### full training
* source: https://huggingface.co/learn/nlp-course/chapter3/4?fw=pt
  

* whatever we did in 3.3 now will perform same operation without using ```Trainer``` class

In [1]:
from datasets import load_dataset
from transformers import AutoTokenizer, DataCollatorWithPadding

In [2]:
raw_datasets = load_dataset('glue', 'mrpc')

In [3]:
checkpoint = "bert-base-uncased"
tokenizer = AutoTokenizer.from_pretrained(checkpoint)

def tokenizer_function(example):
    return tokenizer(example['sentence1'], example['sentence2'], truncation=True)

tokenized_datasets = raw_datasets.map(tokenizer_function, batched=True)
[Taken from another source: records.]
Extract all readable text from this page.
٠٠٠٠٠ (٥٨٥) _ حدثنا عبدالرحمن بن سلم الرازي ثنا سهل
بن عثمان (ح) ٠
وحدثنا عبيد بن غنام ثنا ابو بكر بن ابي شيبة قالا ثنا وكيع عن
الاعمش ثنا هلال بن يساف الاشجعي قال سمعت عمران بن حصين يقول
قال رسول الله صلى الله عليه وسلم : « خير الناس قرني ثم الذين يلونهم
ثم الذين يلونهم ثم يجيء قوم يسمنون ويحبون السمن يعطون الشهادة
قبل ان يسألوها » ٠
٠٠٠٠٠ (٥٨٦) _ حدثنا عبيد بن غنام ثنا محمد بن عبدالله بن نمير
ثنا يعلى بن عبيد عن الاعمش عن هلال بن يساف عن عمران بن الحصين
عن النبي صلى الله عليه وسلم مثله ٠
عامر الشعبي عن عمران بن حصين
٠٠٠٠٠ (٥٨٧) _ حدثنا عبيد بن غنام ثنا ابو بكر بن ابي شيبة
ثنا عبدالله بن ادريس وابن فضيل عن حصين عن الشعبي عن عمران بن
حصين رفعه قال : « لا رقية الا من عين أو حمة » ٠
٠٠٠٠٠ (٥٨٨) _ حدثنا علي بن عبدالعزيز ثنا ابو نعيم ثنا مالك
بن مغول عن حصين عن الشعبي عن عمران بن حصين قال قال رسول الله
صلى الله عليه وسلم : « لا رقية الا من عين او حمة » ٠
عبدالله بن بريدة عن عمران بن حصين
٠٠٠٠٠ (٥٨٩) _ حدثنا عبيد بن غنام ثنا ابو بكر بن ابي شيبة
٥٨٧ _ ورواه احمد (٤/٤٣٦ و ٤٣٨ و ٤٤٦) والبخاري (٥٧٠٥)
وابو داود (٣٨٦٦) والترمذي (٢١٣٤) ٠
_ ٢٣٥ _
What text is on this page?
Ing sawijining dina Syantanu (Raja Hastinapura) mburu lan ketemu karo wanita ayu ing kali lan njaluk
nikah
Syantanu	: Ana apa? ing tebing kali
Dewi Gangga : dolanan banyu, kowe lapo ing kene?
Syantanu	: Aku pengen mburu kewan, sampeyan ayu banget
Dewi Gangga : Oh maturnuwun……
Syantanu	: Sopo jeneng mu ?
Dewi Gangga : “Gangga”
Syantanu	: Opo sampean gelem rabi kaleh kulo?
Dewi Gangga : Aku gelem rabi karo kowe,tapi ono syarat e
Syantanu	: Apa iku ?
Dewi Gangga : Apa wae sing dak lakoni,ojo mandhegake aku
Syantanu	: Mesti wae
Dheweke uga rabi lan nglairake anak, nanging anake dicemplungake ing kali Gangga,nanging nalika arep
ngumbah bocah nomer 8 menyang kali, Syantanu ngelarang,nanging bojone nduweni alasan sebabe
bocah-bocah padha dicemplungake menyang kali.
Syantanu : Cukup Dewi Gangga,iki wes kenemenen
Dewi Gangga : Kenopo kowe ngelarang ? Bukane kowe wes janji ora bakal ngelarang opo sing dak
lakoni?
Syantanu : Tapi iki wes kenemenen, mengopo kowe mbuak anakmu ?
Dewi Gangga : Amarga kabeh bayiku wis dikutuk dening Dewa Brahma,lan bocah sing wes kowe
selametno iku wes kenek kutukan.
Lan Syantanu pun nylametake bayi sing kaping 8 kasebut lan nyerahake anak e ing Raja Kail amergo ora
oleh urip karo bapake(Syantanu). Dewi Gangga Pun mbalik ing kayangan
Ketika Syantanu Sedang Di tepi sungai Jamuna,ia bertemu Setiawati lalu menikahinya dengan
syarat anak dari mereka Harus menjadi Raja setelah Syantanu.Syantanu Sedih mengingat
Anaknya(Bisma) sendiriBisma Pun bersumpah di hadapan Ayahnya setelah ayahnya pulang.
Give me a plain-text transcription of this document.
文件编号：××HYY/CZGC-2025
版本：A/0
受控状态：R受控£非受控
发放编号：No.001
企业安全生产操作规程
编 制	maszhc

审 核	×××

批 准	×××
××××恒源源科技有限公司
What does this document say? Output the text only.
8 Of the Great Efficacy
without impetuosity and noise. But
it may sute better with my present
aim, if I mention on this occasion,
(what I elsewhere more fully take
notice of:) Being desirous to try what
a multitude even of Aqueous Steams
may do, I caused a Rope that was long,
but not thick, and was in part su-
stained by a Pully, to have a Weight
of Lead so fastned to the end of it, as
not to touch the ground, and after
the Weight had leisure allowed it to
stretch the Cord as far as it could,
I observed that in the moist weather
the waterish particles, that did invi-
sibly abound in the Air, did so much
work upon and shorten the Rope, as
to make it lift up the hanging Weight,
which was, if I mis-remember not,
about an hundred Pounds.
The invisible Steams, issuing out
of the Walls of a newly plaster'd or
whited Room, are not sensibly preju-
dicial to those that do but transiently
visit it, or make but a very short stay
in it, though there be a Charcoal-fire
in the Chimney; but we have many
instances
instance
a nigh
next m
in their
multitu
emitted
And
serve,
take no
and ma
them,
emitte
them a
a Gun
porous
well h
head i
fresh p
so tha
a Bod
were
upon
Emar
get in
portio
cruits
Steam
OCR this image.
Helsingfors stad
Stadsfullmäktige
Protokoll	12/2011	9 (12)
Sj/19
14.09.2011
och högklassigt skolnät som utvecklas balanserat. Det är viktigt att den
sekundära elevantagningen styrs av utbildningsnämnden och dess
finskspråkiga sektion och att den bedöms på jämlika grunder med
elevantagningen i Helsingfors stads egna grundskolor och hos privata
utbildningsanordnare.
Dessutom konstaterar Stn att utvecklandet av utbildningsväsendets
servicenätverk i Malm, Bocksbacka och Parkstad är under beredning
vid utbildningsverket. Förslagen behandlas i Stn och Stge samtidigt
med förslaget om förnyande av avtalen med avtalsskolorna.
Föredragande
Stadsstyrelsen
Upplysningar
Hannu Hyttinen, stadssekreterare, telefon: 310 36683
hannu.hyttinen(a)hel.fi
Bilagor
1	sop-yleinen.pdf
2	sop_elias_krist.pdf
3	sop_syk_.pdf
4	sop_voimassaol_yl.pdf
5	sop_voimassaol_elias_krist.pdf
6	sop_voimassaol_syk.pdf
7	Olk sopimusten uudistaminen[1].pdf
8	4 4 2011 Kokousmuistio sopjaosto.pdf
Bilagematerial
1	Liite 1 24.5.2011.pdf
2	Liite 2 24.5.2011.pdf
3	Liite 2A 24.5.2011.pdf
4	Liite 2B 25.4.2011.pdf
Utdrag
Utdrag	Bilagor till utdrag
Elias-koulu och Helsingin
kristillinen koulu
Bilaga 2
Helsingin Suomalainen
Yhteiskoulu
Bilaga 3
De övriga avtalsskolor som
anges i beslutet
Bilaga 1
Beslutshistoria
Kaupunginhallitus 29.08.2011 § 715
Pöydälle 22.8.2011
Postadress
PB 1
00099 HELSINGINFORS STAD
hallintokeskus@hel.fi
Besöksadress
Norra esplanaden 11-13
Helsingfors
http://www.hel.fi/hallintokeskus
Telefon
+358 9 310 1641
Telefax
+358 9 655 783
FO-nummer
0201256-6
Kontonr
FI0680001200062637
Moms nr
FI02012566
data_collator = DataCollatorWithPadding(tokenizer=tokenizer)



In [4]:
data_collator

DataCollatorWithPadding(tokenizer=BertTokenizerFast(name_or_path='bert-base-uncased', vocab_size=30522, model_max_length=512, is_fast=True, padding_side='right', truncation_side='right', special_tokens={'unk_token': '[UNK]', 'sep_token': '[SEP]', 'pad_token': '[PAD]', 'cls_token': '[CLS]', 'mask_token': '[MASK]'}, clean_up_tokenization_spaces=True),  added_tokens_decoder={
	0: AddedToken("[PAD]", rstrip=False, lstrip=False, single_word=False, normalized=False, special=True),
	100: AddedToken("[UNK]", rstrip=False, lstrip=False, single_word=False, normalized=False, special=True),
	101: AddedToken("[CLS]", rstrip=False, lstrip=False, single_word=False, normalized=False, special=True),
	102: AddedToken("[SEP]", rstrip=False, lstrip=False, single_word=False, normalized=False, special=True),
	103: AddedToken("[MASK]", rstrip=False, lstrip=False, single_word=False, normalized=False, special=True),
}, padding=True, max_length=None, pad_to_multiple_of=None, return_tensors='pt')

In [5]:
raw_datasets

DatasetDict({
    train: Dataset({
        features: ['sentence1', 'sentence2', 'label', 'idx'],
        num_rows: 3668
    })
    validation: Dataset({
        features: ['sentence1', 'sentence2', 'label', 'idx'],
        num_rows: 408
    })
    test: Dataset({
        features: ['sentence1', 'sentence2', 'label', 'idx'],
        num_rows: 1725
    })
})

In [6]:
tokenized_datasets

DatasetDict({
    train: Dataset({
        features: ['sentence1', 'sentence2', 'label', 'idx', 'input_ids', 'token_type_ids', 'attention_mask'],
        num_rows: 3668
    })
    validation: Dataset({
        features: ['sentence1', 'sentence2', 'label', 'idx', 'input_ids', 'token_type_ids', 'attention_mask'],
        num_rows: 408
    })
    test: Dataset({
        features: ['sentence1', 'sentence2', 'label', 'idx', 'input_ids', 'token_type_ids', 'attention_mask'],
        num_rows: 1725
    })
})

### preparing for training
we need to apply a bit of postprocessing to our tokenized_datasets, to take care of some things that the Trainer did for us automatically. Specifically, we need to:
* Remove the columns corresponding to values the model does not expect (like the sentence1 and sentence2 columns).
* Rename the column label to labels (because the model expects the argument to be named labels).
* Set the format of the datasets so they return PyTorch tensors instead of lists.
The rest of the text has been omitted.